8. The nature of the "cooked main meal" which the claimant "cannot prepare" is crucial. In my view it is a labour intensive reasonable main daily meal freshly cooked on a traditional cooker. What is reasonable is a question of fact to be determined by reference to what is reasonable for a member of the community to which the claimant belongs e.g. a vegetarian meal as opposed to one which is not. The use of the phrase "for himself" shows that the meal is intended to be just for one person, not for the whole family. The "main meal" art issue is, therefore, a labour intensive, main reasonable daily meal for one person, not a celebration meal or a snack. The main meal must be cooked on a daily basis and it is irrelevant that a claimant may prepare, cook and freeze a number of main meals on the days that help is provided and then defrost and heat them in a microwave on subsequent days. The test depends on what a claimant cannot do without help on each day. Because the main meal has to be cooked, the test includes all activities auxiliary to the cooking such as reaching for a saucepan, putting water in it and lifting it on or off the cooker. All cooking utensils must of course be placed in a reasonable position.

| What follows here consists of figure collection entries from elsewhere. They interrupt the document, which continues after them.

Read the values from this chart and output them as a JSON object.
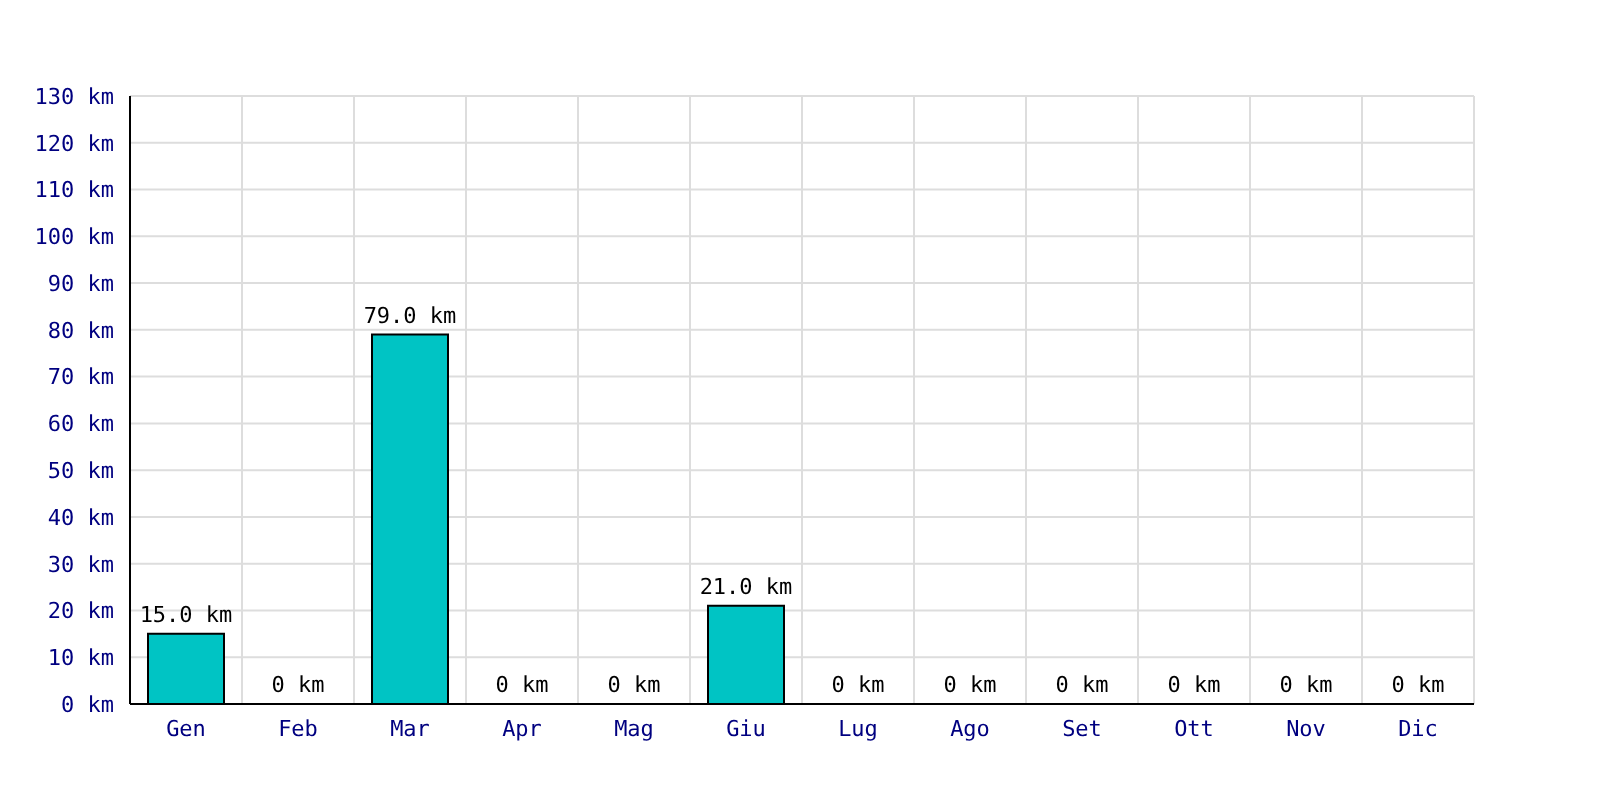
{
  "chart_data": {
    "type": "bar",
    "categories": [
      "Gen",
      "Feb",
      "Mar",
      "Apr",
      "Mag",
      "Giu",
      "Lug",
      "Ago",
      "Set",
      "Ott",
      "Nov",
      "Dic"
    ],
    "values": [
      15,
      0,
      79,
      0,
      0,
      21,
      0,
      0,
      0,
      0,
      0,
      0
    ],
    "value_labels": [
      "15.0 km",
      "0 km",
      "79.0 km",
      "0 km",
      "0 km",
      "21.0 km",
      "0 km",
      "0 km",
      "0 km",
      "0 km",
      "0 km",
      "0 km"
    ],
    "color": "#00c4c4",
    "ylim": [
      0,
      130
    ],
    "yticks": [
      {
        "value": 0,
        "label": "0 km"
      },
      {
        "value": 10,
        "label": "10 km"
      },
      {
        "value": 20,
        "label": "20 km"
      },
      {
        "value": 30,
        "label": "30 km"
      },
      {
        "value": 40,
        "label": "40 km"
      },
      {
        "value": 50,
        "label": "50 km"
      },
      {
        "value": 60,
        "label": "60 km"
      },
      {
        "value": 70,
        "label": "70 km"
      },
      {
        "value": 80,
        "label": "80 km"
      },
      {
        "value": 90,
        "label": "90 km"
      },
      {
        "value": 100,
        "label": "100 km"
      },
      {
        "value": 110,
        "label": "110 km"
      },
      {
        "value": 120,
        "label": "120 km"
      },
      {
        "value": 130,
        "label": "130 km"
      }
    ],
    "grid": true
  }
}
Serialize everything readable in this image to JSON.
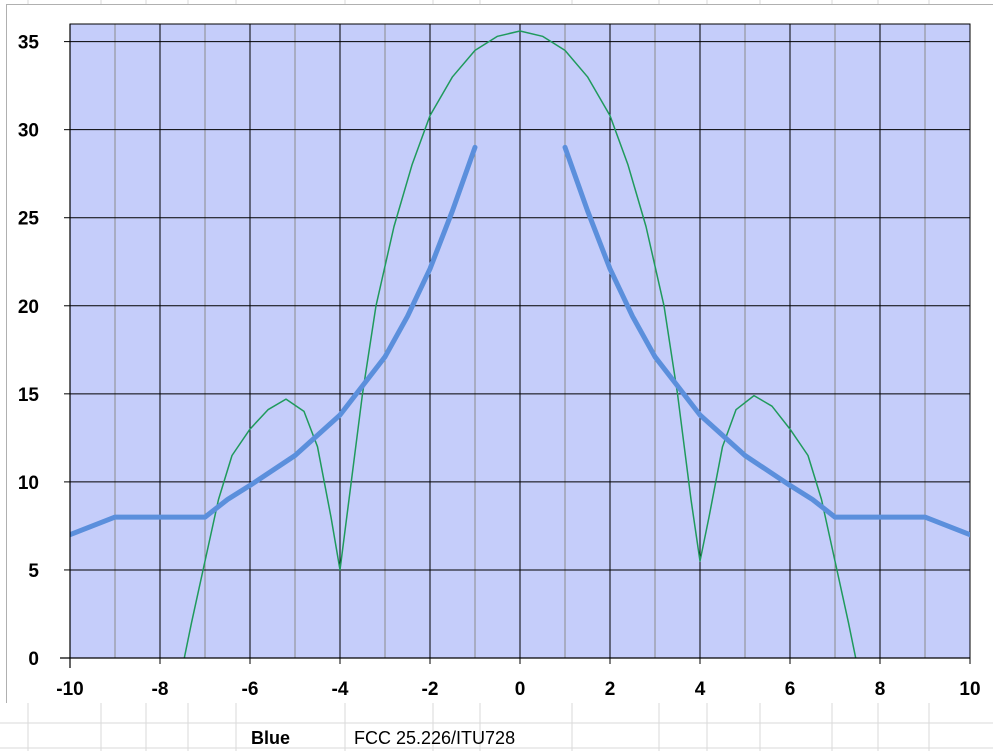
{
  "chart_data": {
    "type": "line",
    "title": "",
    "xlabel": "",
    "ylabel": "",
    "xlim": [
      -10,
      10
    ],
    "ylim": [
      0,
      36
    ],
    "x_ticks": [
      -10,
      -8,
      -6,
      -4,
      -2,
      0,
      2,
      4,
      6,
      8,
      10
    ],
    "y_ticks": [
      0,
      5,
      10,
      15,
      20,
      25,
      30,
      35
    ],
    "grid": true,
    "colors": {
      "plot_background": "#c5cdfa",
      "major_grid": "#000000",
      "minor_grid": "#8a8a8a",
      "mask_line": "#5b8fdc",
      "pattern_line": "#1f9a5c"
    },
    "series": [
      {
        "segments": [
          [
            [
              -10,
              7
            ],
            [
              -9,
              8
            ],
            [
              -7,
              8
            ],
            [
              -6.5,
              9
            ],
            [
              -6,
              9.8
            ],
            [
              -5,
              11.5
            ],
            [
              -4,
              13.8
            ],
            [
              -3,
              17.1
            ],
            [
              -2.5,
              19.4
            ],
            [
              -2,
              22.1
            ],
            [
              -1.5,
              25.4
            ],
            [
              -1,
              29
            ]
          ],
          [
            [
              1,
              29
            ],
            [
              1.5,
              25.4
            ],
            [
              2,
              22.1
            ],
            [
              2.5,
              19.4
            ],
            [
              3,
              17.1
            ],
            [
              4,
              13.8
            ],
            [
              5,
              11.5
            ],
            [
              6,
              9.8
            ],
            [
              6.5,
              9
            ],
            [
              7,
              8
            ],
            [
              9,
              8
            ],
            [
              10,
              7
            ]
          ]
        ]
      },
      {
        "points": [
          [
            -7.5,
            -0.5
          ],
          [
            -7.3,
            2
          ],
          [
            -7,
            5.5
          ],
          [
            -6.7,
            9
          ],
          [
            -6.4,
            11.5
          ],
          [
            -6,
            13
          ],
          [
            -5.6,
            14.1
          ],
          [
            -5.2,
            14.7
          ],
          [
            -4.8,
            14
          ],
          [
            -4.5,
            12
          ],
          [
            -4.2,
            8
          ],
          [
            -4,
            5
          ],
          [
            -3.8,
            9
          ],
          [
            -3.5,
            15
          ],
          [
            -3.2,
            20
          ],
          [
            -2.8,
            24.5
          ],
          [
            -2.4,
            28
          ],
          [
            -2,
            30.8
          ],
          [
            -1.5,
            33
          ],
          [
            -1,
            34.5
          ],
          [
            -0.5,
            35.3
          ],
          [
            0,
            35.6
          ],
          [
            0.5,
            35.3
          ],
          [
            1,
            34.5
          ],
          [
            1.5,
            33
          ],
          [
            2,
            30.8
          ],
          [
            2.4,
            28
          ],
          [
            2.8,
            24.5
          ],
          [
            3.2,
            20
          ],
          [
            3.5,
            15
          ],
          [
            3.8,
            9
          ],
          [
            4,
            5.5
          ],
          [
            4.2,
            8
          ],
          [
            4.5,
            12
          ],
          [
            4.8,
            14.1
          ],
          [
            5.2,
            14.9
          ],
          [
            5.6,
            14.3
          ],
          [
            6,
            13
          ],
          [
            6.4,
            11.5
          ],
          [
            6.7,
            9
          ],
          [
            7,
            5.5
          ],
          [
            7.3,
            2
          ],
          [
            7.5,
            -0.5
          ]
        ]
      }
    ]
  },
  "legend": {
    "key_label": "Blue",
    "key_description": "FCC 25.226/ITU728"
  }
}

9. The word 'prepare' emphasises a claimant's ability to make all the ingredients ready for cooking. This includes the peeling and chopping of fresh vegetables as opposed to frozen vegetables which require no real preparation. However, in my view a chop, a piece of fish or meat ready minced does not fall in the category of 'convenience foods' and are permissible as basic ingredients. I should add for completeness that because the test is objective it is irrelevant that a claimant may never wish to cook such a meal or that it is considered financially impossible.
10. ….
11. As stated the 'cooking test' is objective and is not dependent on the type of facilities or equipment available to a claimant. The DAT further erred in law in that they considered that the test of the claimant's ability to cook a main meal was to be limited by reference to the use of special kitchen appliances to compensate for her disability, without explaining in any detail what appliances they had in mind and how they would help. In my view if a claimant cannot, given normal reasonable facilities (which might include certain devices to assist) perform the tasks necessary to prepare a main meal then the condition of section 72(1)(a)(ii) of the Act will be satisfied. Once it is established that the claimant is unable to perform those tasks it is not necessary in the context of the "main meal" test to consider whether that inability can be overcome by specially adapting the kitchen or making alternative arrangements. The test is designed as a measure of the claimant's ability to perform specific daily tasks. The 'cooking test' concentrates on the extent of a claimant's abilities and not on the need for help, unlike the attention and supervision conditions contained in section 72(1)(a)(i), (b) and (c) of the Act where the test is that the disabled person must 'require' attention or supervision. If an alternative to attention or supervision is reasonably available then the attention or supervision cannot be said to be required."